The UN needs to do more to protect women - Women's Agenda

The UN needs to do more to protect women

Nelson Mandela’s passing focused the world on his great achievements, while ignoring the increased sexual violence during the period of his leadership in South Africa, a country often described as the “rape capital of the world.” Violence against women is rife in other African states and the mislabeled Arab Spring swept in much abuse. As custodian of the world’s moral high ground, the United Nations could do more to tackle this scourge, particularly in some Muslim societies.

The recent international global campaign, “16 Days of Activism Against Gender Violence,” called for groups and individuals to focus on militarism and gender-based violence. However, the campaign fell short as it failed to highlight Islamist violence against women associated with the Arab Spring uprisings and the radical militias that have terrorized women in Libya, Tunisia, and Yemen.

A recent report found that the Egyptian Muslim Brotherhood’s Justice and Freedom Party (FJP) tended to blame victims for the sexual harassment they suffered, and were probably behind mob attacks on women during the street protests that followed the party’s election to power. The FJP also encouraged Female Genital Mutilation as a religious obligation.

In Morocco, where sexual violence reportedly affects 40% of 18 to 24 year old women, a long anticipated bill to criminalize violence is being evaluated. The Islamist government excluded women from the drafting process but under pressure from activists, they have been forced to create a review committee.

Women are targets of violent Islamists in Nigeria and northern Mali, despite French military intervention in the latter. Rape and forced marriage are commonplace, and stoning and public whipping for sex outside marriage is enforced as part of an extremist version of Islamic Sharia law.

The Office of the United Nations High Commissioner for Human Rights (OHCHR) did not focus on Islamist mistreatment of women in the “16 Days of Activism” campaign, and also overlooked persecution of female apostates, Christians, Kurds and Baha’is.

Voting patterns in the UN are unlikely to support Muslim women’s rights. The influential Organization of Islamic Cooperation (OIC), a 57-member UN voting bloc, has previously supported criminalizing insults to religion in order to avoid criticism of Islam. It would be understandable if they ignored a campaign against Islamist oppression of women.

Moreover, such a drive might be unacceptable to some OIC member states that have registered reservations to the UN Convention on the Elimination of Discrimination from Women (CEDAW), because some of the articles conflict with Sharia.

Many Muslim majority countries reject the Universal Declaration of Human Rights (UDHR).
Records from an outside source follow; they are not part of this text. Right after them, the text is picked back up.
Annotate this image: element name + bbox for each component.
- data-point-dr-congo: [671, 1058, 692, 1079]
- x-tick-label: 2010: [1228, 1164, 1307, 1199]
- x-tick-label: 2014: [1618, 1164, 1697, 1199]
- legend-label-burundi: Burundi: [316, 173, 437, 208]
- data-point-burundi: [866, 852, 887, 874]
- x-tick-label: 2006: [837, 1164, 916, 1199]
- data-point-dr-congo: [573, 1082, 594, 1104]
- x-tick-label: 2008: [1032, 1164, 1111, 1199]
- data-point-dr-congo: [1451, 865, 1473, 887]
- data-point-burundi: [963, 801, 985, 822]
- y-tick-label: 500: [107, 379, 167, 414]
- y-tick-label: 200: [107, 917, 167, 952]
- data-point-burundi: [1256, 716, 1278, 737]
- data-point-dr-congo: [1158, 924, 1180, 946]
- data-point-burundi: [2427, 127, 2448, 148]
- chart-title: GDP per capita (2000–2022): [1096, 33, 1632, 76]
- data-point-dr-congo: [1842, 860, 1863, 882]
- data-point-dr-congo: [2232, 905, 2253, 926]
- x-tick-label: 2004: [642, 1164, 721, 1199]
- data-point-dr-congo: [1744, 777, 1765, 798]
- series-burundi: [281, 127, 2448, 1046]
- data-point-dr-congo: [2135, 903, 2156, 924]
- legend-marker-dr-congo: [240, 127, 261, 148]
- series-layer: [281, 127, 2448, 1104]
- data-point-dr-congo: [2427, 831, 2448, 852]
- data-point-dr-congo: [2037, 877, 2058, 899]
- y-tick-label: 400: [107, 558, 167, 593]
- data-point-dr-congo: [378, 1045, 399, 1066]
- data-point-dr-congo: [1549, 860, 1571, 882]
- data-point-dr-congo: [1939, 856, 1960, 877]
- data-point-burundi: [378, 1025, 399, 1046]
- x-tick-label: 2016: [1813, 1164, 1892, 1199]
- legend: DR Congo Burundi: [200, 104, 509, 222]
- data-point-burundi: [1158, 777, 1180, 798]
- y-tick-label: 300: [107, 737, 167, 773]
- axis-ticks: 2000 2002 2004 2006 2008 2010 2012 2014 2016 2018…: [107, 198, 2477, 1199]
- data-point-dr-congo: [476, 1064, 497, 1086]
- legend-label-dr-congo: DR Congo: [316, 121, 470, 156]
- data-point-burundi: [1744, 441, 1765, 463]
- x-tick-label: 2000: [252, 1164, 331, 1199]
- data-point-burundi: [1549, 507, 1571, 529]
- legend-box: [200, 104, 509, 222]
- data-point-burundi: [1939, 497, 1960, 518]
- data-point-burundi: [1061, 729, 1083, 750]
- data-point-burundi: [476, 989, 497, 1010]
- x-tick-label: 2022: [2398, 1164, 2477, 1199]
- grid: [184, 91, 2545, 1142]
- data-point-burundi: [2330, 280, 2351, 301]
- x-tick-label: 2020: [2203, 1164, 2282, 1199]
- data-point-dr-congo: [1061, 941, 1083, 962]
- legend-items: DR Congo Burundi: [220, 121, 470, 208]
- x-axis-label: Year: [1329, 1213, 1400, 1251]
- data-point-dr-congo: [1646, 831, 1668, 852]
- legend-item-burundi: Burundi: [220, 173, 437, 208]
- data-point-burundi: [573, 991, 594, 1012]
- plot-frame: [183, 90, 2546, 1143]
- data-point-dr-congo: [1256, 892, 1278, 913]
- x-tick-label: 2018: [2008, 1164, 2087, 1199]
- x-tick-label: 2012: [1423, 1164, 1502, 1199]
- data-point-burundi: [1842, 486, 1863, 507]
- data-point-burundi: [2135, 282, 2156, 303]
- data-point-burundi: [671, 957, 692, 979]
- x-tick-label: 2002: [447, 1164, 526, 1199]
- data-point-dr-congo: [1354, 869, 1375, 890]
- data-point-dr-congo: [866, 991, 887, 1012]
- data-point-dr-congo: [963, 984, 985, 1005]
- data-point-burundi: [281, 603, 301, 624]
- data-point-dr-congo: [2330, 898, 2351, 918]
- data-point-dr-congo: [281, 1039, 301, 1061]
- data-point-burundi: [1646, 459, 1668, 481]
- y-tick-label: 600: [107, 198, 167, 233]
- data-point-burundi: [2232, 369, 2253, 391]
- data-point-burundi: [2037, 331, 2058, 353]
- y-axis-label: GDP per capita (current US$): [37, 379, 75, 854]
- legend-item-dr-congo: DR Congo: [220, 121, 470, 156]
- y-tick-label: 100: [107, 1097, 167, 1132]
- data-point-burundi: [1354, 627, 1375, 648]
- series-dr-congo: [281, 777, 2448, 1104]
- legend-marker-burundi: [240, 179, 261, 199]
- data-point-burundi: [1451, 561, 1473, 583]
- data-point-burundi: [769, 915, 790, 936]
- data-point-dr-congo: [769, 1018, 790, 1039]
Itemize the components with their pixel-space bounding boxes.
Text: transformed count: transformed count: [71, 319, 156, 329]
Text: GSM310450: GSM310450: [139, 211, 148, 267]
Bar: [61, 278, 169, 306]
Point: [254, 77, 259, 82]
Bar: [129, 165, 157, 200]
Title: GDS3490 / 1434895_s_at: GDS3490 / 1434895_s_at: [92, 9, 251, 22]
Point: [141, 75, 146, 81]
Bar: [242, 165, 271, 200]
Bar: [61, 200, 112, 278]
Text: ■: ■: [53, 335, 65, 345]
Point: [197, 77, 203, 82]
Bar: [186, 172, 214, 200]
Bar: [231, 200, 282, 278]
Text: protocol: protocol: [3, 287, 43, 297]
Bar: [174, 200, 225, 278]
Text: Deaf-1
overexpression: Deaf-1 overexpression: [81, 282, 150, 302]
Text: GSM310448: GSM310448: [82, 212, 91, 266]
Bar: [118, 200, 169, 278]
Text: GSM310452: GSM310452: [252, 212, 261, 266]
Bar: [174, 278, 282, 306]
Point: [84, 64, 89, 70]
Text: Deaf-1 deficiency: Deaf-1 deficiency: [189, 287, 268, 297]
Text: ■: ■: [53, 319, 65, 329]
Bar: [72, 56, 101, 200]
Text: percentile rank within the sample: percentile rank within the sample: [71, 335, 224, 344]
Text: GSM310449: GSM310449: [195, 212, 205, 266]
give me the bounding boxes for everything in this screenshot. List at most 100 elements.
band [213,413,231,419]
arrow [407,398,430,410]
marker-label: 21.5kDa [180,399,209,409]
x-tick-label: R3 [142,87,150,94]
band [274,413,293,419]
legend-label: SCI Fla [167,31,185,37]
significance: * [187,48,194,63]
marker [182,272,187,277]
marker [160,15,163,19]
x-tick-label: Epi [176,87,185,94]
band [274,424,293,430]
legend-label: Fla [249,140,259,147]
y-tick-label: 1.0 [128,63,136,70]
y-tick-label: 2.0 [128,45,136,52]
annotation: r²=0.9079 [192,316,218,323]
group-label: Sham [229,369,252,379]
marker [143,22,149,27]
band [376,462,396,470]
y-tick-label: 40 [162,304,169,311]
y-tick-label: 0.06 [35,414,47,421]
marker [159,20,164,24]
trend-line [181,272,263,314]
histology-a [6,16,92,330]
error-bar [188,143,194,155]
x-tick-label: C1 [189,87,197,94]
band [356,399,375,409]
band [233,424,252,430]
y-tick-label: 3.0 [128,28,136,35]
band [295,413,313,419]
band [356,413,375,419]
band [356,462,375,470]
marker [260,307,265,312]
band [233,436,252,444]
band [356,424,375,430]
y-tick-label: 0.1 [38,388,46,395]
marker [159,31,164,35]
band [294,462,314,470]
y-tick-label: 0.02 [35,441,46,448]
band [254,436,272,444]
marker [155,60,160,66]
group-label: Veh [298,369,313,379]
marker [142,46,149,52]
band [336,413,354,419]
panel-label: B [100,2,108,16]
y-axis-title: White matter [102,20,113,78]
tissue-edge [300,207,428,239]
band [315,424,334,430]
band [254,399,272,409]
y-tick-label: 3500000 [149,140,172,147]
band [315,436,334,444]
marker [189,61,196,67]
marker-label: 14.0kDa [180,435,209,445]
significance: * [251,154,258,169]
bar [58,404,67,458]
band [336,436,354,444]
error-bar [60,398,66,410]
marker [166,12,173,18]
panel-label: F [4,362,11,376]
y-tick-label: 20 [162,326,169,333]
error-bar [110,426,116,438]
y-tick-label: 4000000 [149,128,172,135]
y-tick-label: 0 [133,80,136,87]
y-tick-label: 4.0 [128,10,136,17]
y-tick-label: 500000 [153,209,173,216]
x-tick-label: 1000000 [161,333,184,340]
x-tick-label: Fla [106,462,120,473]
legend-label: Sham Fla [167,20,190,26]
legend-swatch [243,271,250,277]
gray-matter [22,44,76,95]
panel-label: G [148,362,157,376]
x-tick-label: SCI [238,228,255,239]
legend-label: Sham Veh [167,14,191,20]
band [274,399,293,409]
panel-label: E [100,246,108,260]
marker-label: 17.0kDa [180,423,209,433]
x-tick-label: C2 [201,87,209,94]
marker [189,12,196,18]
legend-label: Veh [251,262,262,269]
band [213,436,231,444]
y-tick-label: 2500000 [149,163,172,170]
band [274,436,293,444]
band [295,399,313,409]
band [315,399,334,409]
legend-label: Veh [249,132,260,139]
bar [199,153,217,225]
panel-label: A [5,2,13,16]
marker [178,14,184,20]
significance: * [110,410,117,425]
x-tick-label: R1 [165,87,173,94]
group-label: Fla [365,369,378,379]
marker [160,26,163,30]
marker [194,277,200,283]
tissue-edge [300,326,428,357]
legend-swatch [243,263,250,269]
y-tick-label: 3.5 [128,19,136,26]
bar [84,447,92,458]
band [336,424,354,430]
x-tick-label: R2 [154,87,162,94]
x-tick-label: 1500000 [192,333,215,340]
Instead, they acknowledge the Cairo Declaration on Human Rights in Islam, which is grounded in Sharia. Yet they see no conflict in their membership of the UN Human Rights Council, which is based on the UDHR, and where they tend to vote en bloc and defend each other against criticism.

Women reformers like Wajeha Al-Huwaider of Saudi Arabia and Iranian Nobel Laureate Shirin Ebadi have drawn attention to the archaic discriminatory laws and patriarchal cultural practice that afflicts some Muslim societies. Superimposed on these restrictions, the ascent of radical Islamist ideology has enabled the spread of a medieval misogyny, occasionally aided by women themselves, including the Muslim Sisterhood, and the female Iranian police squads that beat and arrest women demonstrators.

Defenders of women’s rights have been thwarted by the U.S. administration’s disregard of reformers, and backing for the Islamist Muslim Brotherhood, despite Egypt and Tunisia deposing their Brotherhood affiliated governments.

Women’s rights were also hindered in the UN when Iran was elected to the UN Commission on the Status of Women (CSW), and Islamist Sudan was nominated to join the UN Human Rights Council and the Economic and Social Council (ECOSOC), which elects members of CSW.

Although the UN does important humanitarian work, it is overgrown with the weeds of a dysfunctional bureaucracy and spineless leadership, and has become a watering hole for states that are prepared to sanction sex discrimination and extremist ideology without fear of serious challenge by the world body.

The Arab Human Development Report 2005 offered guidance regarding Muslim women’s rights, noting that “an Arab renaissance cannot be accomplished without the rise of women… Directly and indirectly, it concerns the well-being of the entire Arab world.” The report also encouraged Arab states to remove all reservations incompatible with international treaty law, in particular CEDAW, and to cease using the pretext that CEDAW is contrary to national law.

The UN has significant political capital, and a mandate to take moral, not merely consensus positions on human rights in general, and women’s rights in particular. By persistently sidestepping Islamist misogyny, the world body is discredited as a travesty of the universal values it claims to uphold.